Toys R Us plans to close a third of its stores. Asda wants to downgrade hundreds of shopfloor supervisors. Britain's largest tobacco distributor Palmer & Harvey has gone into administration.
These recent announcements will ring alarm bells for retail workers worried for their futures amid signs that consumer spending in general is slowing down.
The closure of at least 26 Toys R Us outlets threatens 800 jobs. Asda's pay cut would affect 842 'section leaders'. And the administrators have already made 2,500 Palmer & Harvey staff redundant, with a further 900 threatened.
The Toys R Us closures are partly due to large store sizes becoming less competitive after the rise of online shopping. But both Toys R Us and Palmer & Harvey have had problems with suppliers.

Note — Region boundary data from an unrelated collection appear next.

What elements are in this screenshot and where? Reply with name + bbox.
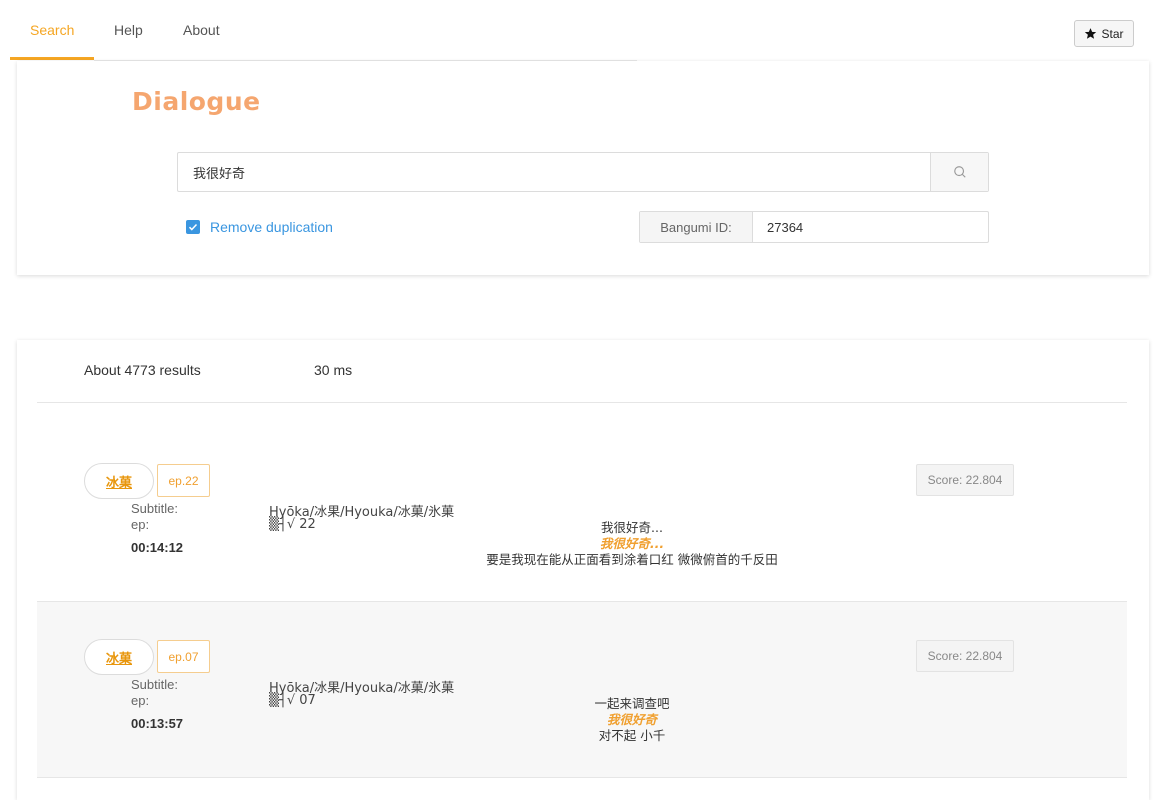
anime-link[interactable]: 冰菓	[84, 463, 154, 499]
remove-duplication-checkbox[interactable]	[186, 220, 200, 234]
dialogue-lines: 我很好奇... 我很好奇... 要是我现在能从正面看到涂着口红 微微俯首的千反田	[377, 520, 887, 568]
episode-tag: ep.22	[157, 464, 210, 497]
remove-duplication-label: Remove duplication	[210, 219, 333, 235]
star-label: Star	[1101, 26, 1124, 41]
remove-duplication-toggle[interactable]: Remove duplication	[186, 219, 333, 235]
score-badge: Score: 22.804	[916, 640, 1014, 672]
query-time: 30 ms	[314, 362, 353, 378]
episode-tag: ep.07	[157, 640, 210, 673]
timestamp: 00:14:12	[131, 540, 184, 555]
search-box	[177, 152, 989, 192]
search-button[interactable]	[930, 153, 988, 191]
bangumi-id-label: Bangumi ID:	[640, 212, 753, 242]
tab-about[interactable]: About	[183, 0, 220, 60]
result-item: 冰菓 ep.07 Score: 22.804 Subtitle: Hyōka/冰…	[37, 602, 1127, 778]
ep-value: ▒┤√ 07	[269, 693, 316, 708]
line-before: 我很好奇...	[601, 520, 663, 535]
subtitle-label: Subtitle:	[131, 501, 178, 516]
tab-search[interactable]: Search	[30, 0, 74, 60]
search-panel: Dialogue Remove duplication Bangumi ID:	[17, 61, 1149, 275]
timestamp: 00:13:57	[131, 716, 184, 731]
star-button[interactable]: Star	[1074, 20, 1134, 47]
result-item: 冰菓 ep.22 Score: 22.804 Subtitle: Hyōka/冰…	[37, 426, 1127, 602]
line-after: 对不起 小千	[598, 728, 666, 743]
score-badge: Score: 22.804	[916, 464, 1014, 496]
tab-help[interactable]: Help	[114, 0, 143, 60]
search-input[interactable]	[178, 153, 930, 191]
result-count: About 4773 results	[84, 362, 201, 378]
ep-value: ▒┤√ 22	[269, 517, 316, 532]
results-divider	[37, 402, 1127, 403]
subtitle-label: Subtitle:	[131, 677, 178, 692]
anime-link[interactable]: 冰菓	[84, 639, 154, 675]
top-nav: Search Help About Star	[0, 0, 1160, 61]
ep-label: ep:	[131, 517, 150, 532]
bangumi-id-group: Bangumi ID:	[639, 211, 989, 243]
page-title: Dialogue	[132, 87, 261, 116]
dialogue-lines: 一起来调查吧 我很好奇 对不起 小千	[377, 696, 887, 744]
line-match: 我很好奇	[606, 712, 657, 727]
results-panel: About 4773 results 30 ms 冰菓 ep.22 Score:…	[17, 340, 1149, 800]
bangumi-id-input[interactable]	[753, 212, 988, 242]
check-icon	[188, 223, 198, 231]
line-after: 要是我现在能从正面看到涂着口红 微微俯首的千反田	[486, 552, 778, 567]
ep-label: ep:	[131, 693, 150, 708]
search-icon	[953, 166, 966, 178]
line-before: 一起来调查吧	[594, 696, 670, 711]
line-match: 我很好奇...	[599, 536, 665, 551]
active-tab-indicator	[10, 57, 94, 60]
star-icon	[1085, 28, 1097, 39]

The tobacco distributor struggled to receive payments in time to pay down debt obligations. And some of the toy shop's suppliers were unable to get 'credit insurance' for providing goods on account.
Consumer spending fell 2% this October compared to last, according to Visa. That's the fifth monthly drop in the last six months, and included a 5% drop in high street spending. This reduced income will affect most those companies which are heavily indebted.
Like the run-up to last year's collapse of department store BHS, a management buyout of Palmer & Harvey left a wake of suspicious dealings. The 2008 takeover was leveraged with debt which reached a net amount of £48.6 million in April 2016.
Yet since the buyout, the Guardian estimates there has been around £70 million in shareholder payouts. Former chairman Christoper Etherington and his wife will have received about £2.5 million in dividends since 2009 alone.
The BHS collapse meant the loss of a high street icon, and the jobs of many members of retail and distribution union Usdaw. So the 2017 Usdaw conference passed a resolution to call on the government to bring companies in a similar situation into public ownership.
The union has made two statements on Palmer & Harvey on its website so far. But nowhere in either does it call for nationalisation. Instead the administrator, financial services giant PwC, has been allowed to sack 2,500 workers unanswered.